Ecco i negozi di dolciumi, pure loro hanno addobbato le vetrine anche se c’è ancora qualche San Martino ritardatario che cammina tra panettoni e croccanti con fare incerto alla ricerca di un poverello a cui cedere la metà del mantello o di un cioccolatino sfuso da sgranocchiare.
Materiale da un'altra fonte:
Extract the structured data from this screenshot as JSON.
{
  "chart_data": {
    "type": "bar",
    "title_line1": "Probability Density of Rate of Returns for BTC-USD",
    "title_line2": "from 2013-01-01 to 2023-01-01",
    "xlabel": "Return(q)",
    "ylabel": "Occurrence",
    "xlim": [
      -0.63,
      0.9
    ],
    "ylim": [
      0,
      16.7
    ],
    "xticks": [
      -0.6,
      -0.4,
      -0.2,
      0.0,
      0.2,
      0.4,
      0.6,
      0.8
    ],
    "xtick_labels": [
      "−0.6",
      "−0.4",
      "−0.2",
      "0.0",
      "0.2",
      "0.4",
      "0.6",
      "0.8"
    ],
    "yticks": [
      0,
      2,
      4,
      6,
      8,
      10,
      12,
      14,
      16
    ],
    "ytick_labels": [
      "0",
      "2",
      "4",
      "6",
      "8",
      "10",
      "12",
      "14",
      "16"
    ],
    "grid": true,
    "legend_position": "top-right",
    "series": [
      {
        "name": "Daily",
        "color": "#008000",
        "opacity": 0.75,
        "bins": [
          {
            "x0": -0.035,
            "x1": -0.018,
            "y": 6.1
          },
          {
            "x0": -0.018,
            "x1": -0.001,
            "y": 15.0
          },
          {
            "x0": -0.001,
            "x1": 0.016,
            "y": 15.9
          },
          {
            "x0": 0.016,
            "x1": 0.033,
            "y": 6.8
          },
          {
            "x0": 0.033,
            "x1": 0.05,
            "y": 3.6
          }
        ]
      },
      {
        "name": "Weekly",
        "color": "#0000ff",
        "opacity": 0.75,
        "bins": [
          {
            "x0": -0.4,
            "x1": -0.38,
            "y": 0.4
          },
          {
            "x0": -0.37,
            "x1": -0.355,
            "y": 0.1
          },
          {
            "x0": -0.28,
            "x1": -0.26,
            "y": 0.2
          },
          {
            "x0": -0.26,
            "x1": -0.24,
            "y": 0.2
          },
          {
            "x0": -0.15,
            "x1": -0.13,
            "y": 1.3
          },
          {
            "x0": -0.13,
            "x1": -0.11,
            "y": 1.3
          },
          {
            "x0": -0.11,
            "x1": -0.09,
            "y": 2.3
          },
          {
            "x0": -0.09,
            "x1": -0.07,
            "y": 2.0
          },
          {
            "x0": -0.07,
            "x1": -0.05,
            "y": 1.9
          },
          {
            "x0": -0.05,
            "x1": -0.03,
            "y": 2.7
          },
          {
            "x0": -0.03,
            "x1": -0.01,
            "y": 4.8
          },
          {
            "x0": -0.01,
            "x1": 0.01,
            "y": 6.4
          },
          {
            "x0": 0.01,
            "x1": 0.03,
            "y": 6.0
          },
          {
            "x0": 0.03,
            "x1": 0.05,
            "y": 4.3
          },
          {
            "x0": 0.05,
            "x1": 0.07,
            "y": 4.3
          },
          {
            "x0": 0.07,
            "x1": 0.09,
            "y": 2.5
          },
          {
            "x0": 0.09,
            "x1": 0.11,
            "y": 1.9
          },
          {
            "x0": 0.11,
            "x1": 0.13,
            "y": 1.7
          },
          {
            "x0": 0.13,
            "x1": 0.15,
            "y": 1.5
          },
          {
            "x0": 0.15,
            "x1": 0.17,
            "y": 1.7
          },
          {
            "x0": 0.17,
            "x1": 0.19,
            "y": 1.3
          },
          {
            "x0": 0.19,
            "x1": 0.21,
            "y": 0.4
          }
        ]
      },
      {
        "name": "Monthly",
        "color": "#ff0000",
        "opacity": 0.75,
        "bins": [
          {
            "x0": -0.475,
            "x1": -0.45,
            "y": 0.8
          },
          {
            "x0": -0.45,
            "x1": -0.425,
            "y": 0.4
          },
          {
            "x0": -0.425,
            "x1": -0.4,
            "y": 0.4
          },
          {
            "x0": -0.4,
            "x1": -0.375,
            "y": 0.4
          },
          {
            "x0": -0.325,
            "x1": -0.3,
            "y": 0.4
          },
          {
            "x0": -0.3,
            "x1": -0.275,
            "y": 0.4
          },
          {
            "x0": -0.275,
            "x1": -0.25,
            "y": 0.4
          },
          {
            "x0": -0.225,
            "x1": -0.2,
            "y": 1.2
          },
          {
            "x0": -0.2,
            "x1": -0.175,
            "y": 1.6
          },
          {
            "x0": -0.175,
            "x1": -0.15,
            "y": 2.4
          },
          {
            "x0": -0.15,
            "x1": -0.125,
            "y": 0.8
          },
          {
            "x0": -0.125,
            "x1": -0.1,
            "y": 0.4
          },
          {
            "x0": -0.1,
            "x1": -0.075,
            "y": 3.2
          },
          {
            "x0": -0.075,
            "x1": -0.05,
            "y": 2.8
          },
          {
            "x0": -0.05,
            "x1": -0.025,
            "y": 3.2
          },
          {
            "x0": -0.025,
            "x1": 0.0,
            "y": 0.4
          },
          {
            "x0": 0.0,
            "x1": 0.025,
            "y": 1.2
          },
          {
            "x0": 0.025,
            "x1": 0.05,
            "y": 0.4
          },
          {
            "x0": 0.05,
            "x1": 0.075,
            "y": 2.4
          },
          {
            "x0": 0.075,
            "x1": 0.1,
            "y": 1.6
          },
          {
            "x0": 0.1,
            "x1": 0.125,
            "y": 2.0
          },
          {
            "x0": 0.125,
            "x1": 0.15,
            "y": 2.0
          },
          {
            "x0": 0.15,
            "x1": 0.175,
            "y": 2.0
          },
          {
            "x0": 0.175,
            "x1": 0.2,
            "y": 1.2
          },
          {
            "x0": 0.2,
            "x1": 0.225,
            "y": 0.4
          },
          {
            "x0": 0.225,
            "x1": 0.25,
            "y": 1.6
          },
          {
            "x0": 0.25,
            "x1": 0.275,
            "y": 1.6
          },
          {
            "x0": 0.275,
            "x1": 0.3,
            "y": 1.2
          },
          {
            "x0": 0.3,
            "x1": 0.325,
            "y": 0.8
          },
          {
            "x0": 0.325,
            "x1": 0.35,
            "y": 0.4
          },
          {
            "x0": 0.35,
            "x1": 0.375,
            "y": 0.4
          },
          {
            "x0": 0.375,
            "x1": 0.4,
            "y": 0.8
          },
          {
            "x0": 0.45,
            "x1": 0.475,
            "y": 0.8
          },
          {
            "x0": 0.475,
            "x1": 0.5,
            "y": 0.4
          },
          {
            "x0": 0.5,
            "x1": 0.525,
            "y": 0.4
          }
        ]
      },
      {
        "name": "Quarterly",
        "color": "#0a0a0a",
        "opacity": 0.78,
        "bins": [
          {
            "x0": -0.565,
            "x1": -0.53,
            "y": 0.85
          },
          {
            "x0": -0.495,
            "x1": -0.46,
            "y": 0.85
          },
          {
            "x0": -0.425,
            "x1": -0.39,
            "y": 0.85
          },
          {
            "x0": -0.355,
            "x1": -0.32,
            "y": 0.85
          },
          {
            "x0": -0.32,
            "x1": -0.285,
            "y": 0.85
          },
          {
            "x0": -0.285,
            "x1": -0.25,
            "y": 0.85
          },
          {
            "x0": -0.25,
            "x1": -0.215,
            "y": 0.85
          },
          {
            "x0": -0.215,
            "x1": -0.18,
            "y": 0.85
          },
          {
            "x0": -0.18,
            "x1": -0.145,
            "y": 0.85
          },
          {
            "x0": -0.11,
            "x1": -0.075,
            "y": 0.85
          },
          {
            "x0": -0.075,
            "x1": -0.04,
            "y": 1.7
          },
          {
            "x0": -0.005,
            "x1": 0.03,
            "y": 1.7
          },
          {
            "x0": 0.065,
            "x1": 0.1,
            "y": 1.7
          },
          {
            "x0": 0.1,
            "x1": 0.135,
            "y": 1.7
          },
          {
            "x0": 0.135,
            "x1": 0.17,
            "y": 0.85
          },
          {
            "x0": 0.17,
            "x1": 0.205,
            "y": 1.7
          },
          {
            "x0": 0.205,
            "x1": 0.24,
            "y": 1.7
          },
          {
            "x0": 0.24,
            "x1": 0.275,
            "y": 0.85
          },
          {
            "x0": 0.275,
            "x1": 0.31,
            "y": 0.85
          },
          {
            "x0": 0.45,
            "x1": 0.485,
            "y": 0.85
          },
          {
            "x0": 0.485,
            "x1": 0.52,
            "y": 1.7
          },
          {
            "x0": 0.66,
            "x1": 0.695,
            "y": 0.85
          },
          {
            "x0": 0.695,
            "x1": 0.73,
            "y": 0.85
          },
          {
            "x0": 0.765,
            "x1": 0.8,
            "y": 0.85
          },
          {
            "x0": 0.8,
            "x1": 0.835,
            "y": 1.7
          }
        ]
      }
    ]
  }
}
Hanno aperto un nuovo bar. È incredibile. Sembra che la gente pensi solo a mangiare e bere. È stracolmo. Fuori c’è un gran cartello: INAUGURAZIONE. Offrono da bere a tutti e a tutti regalano qualcosa. Non sono nello stato

d’animo giusto per avvicinarmi, anzi, a dirla tutta non lo sono mai. Eppure mentre sto per allontanarmi, un improbabile Babbo Natale mi si avvicina e mi offre un sacchetto. Cerco di allontanarmi facendo cenno di no ma lui insiste, ha due occhi profondi con i quali sembra volermi leggere l’animo, chiudo la zip della giacca in modo automatico mentre lui mi fa l’occhiolino e mi dice “prendilo, resterai stupita” e allora per buona educazione accetto. Lo saluto ma è già scomparso inghiottito da tutta quella gente. Non ci penso più finché non arrivo a casa e scarico dall’auto le spese e il sacchetto. È un calendario dell’avvento fatto a forma di albero di Natale. Ah ecco. Facile dare via qualcosa che è già iniziato. Oggi è il tre dicembre e dovrò aprire di corsa tre finestre. Va bene. È stato gentile e non ne ho mai avuto uno tutto per me. Lo poggio sul tavolo in cucina insieme alla spesa e vado a togliermi le

scarpe quando sento un fragoroso botto. Torno indietro di corsa e trovo a terra i formaggi e la carne:” Cosa ci fate a terra, adesso vi devo pulire prima di mettervi in frigo. Non potevate aspettare un attimo.” Mi rivolgo a loro come a tutte le cose che vivono con me. Ho trovato la maniera di giustificare il fatto che parlo da sola, perché sono da sola. Mi giro verso il tavolo e trovo il calendario tutto storto, come se avesse mal di schiena, o come se fosse un ulivo centenario. “Ah sei stato tu! Sei una fregatura quindi. Per fortuna che al 25 mancano pochi giorni. Se non ti spiace gradirei stessi fermo e dritto mentre vado a cambiarmi”. Non risponde. Lo metto al centro della tavola, ma quando torno è a terra. Uff. Ceno tenendolo d’occhio. Poi mi decido e apro i tre giorni di arretrato pregustando qualcosa di dolce. Adoro il cioccolato. Ma… Cosa… Che è? Dal giorno 1 tiro fuori un vermetto

color cioccolato che si dibatte, mi sfugge di mano striscia schifoso lasciando una scia marrone e si fionda negli avanzi del mio piatto, facendomi fare un salto indietro. Butto tutto in pattumiera di corsa. Apro con cautela il 2 e trovo un cioccolatino rosicchiato e bucato da parte a parte in tutte le direzioni. Rabbrividisco pensando al verme e butto via. A questo punto prima di aprire il tre mi metto dei guanti di gomma, e già penso che domani andrò in quel bar a reclamare. Apro, guardo, scuoto, riguardo. Nulla. Che razza di calendario mi hanno dato. È la conferma di quanto penso di queste feste. Tutto un imbroglio, come ho scoperto a otto anni quando mia madre si è presentata la notte di Natale con i regali in mano. Quanto ho pianto nel silenzio della mia stanza. Da allora ho smesso di credere, aspettare, sognare e il Natale è diventato un giorno come tanti.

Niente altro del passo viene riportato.